2. The strongest outcomes happen when fidelity, play, relationship and co-production are honoured.

This is ASI’s core.

3. SBIs have their place – especially when chosen thoughtfully and shared with families.

They make sense as supportive tools alongside ASI, not replacements for it.

4. Symptom-only outcome measures are fading in relevance.

Participation is the future. These reviews indicate a shift in the field towards goals that reflect lived experiences and meaningful engagement.

5. The “limited evidence” story is beginning to reshape.

Not because ASI has changed, but because the research world of ASI is maturing and has been learning how to study ASI with a significant effect of this effort.

What This Means for Practice, Families and Services

At ASI Wise, these findings affirm what therapists have observed for years: that children flourish when supported through sensory-motor play, relational trust and co-produced goals. They also challenge us to keep demanding rigour, transparency and integrity in the language we use.
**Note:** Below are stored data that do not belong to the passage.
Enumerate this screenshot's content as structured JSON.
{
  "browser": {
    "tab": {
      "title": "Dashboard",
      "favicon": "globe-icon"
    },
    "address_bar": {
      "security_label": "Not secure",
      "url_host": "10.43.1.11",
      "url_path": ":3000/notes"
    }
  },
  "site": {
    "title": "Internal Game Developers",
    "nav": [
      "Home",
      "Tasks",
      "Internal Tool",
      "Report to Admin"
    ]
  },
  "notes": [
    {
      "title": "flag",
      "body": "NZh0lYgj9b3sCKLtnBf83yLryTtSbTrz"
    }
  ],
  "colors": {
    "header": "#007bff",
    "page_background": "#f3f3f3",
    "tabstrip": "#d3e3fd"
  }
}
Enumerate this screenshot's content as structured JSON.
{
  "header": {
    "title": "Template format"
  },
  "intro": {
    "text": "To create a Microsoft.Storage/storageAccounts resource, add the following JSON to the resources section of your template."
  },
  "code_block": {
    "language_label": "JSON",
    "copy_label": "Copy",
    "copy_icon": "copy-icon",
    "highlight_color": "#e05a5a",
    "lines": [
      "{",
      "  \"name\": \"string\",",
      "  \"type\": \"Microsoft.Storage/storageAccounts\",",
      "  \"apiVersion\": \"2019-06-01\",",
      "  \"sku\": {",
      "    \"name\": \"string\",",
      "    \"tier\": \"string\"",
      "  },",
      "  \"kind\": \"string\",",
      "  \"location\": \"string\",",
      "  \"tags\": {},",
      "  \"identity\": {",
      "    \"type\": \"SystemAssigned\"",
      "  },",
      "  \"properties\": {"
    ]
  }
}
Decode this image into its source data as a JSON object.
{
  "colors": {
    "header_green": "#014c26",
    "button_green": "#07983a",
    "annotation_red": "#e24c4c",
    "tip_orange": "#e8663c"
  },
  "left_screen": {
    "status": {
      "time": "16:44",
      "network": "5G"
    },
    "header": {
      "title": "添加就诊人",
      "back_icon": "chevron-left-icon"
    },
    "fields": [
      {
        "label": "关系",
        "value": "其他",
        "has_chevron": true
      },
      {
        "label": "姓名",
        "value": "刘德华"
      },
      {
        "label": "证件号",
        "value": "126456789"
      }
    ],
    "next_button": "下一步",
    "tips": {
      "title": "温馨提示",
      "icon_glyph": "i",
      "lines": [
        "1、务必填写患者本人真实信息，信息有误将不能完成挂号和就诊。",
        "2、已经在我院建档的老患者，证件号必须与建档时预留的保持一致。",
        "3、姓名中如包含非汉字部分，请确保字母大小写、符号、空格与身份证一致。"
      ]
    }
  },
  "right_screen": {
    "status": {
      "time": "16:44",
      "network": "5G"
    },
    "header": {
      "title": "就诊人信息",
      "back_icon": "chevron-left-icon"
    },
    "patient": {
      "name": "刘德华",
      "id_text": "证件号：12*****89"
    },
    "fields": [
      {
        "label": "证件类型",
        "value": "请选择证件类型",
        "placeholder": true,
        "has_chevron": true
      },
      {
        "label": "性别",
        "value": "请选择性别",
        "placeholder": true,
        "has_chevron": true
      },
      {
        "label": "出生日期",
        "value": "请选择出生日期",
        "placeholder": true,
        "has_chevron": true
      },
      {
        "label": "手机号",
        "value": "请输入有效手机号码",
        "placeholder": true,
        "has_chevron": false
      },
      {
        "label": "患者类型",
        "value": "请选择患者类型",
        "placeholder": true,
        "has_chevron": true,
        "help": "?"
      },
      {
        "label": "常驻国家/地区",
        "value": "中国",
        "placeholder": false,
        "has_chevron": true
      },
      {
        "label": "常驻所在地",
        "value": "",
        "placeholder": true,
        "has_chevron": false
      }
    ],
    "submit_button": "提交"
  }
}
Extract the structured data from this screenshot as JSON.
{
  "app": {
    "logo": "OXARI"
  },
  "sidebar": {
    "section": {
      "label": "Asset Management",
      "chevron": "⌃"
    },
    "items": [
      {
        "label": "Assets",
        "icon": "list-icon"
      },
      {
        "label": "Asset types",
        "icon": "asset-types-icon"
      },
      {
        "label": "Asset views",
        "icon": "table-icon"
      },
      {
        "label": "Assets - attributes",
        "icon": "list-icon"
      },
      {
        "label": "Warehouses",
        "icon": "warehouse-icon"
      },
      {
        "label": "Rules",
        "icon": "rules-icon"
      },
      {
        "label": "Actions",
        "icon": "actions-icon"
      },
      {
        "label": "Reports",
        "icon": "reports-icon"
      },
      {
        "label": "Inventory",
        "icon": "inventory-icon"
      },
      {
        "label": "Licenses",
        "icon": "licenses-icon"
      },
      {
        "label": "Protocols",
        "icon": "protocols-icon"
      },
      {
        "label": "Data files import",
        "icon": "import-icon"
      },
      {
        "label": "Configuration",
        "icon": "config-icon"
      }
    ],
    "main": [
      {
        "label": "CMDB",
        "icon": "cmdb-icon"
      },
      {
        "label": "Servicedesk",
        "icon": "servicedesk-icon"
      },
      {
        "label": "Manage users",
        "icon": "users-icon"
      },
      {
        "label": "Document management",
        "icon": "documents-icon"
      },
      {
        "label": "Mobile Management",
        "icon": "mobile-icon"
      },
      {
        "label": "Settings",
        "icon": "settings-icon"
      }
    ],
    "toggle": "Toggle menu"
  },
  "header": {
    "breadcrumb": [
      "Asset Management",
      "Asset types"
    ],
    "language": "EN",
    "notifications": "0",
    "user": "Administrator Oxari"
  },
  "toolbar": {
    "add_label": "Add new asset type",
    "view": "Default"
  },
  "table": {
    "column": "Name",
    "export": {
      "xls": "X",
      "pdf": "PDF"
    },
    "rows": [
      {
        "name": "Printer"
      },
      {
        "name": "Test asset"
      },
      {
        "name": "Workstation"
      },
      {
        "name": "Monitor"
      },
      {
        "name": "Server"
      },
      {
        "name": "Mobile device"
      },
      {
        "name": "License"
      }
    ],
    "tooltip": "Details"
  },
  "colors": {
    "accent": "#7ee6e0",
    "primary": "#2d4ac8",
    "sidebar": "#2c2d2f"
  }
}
Our stance is wholehearted and clear:

  • Use ASI when sensory integration and processing truly affect participation. Deliver it with fidelity, curiosity and joy.
  • Use SBIs thoughtfully as supportive strategies, never as substitutes for ASI.
  • Interpret SIBI evidence with interest, compassion and caution.

And finally, to always return to the child or teen, their family, and the occupations that matter most.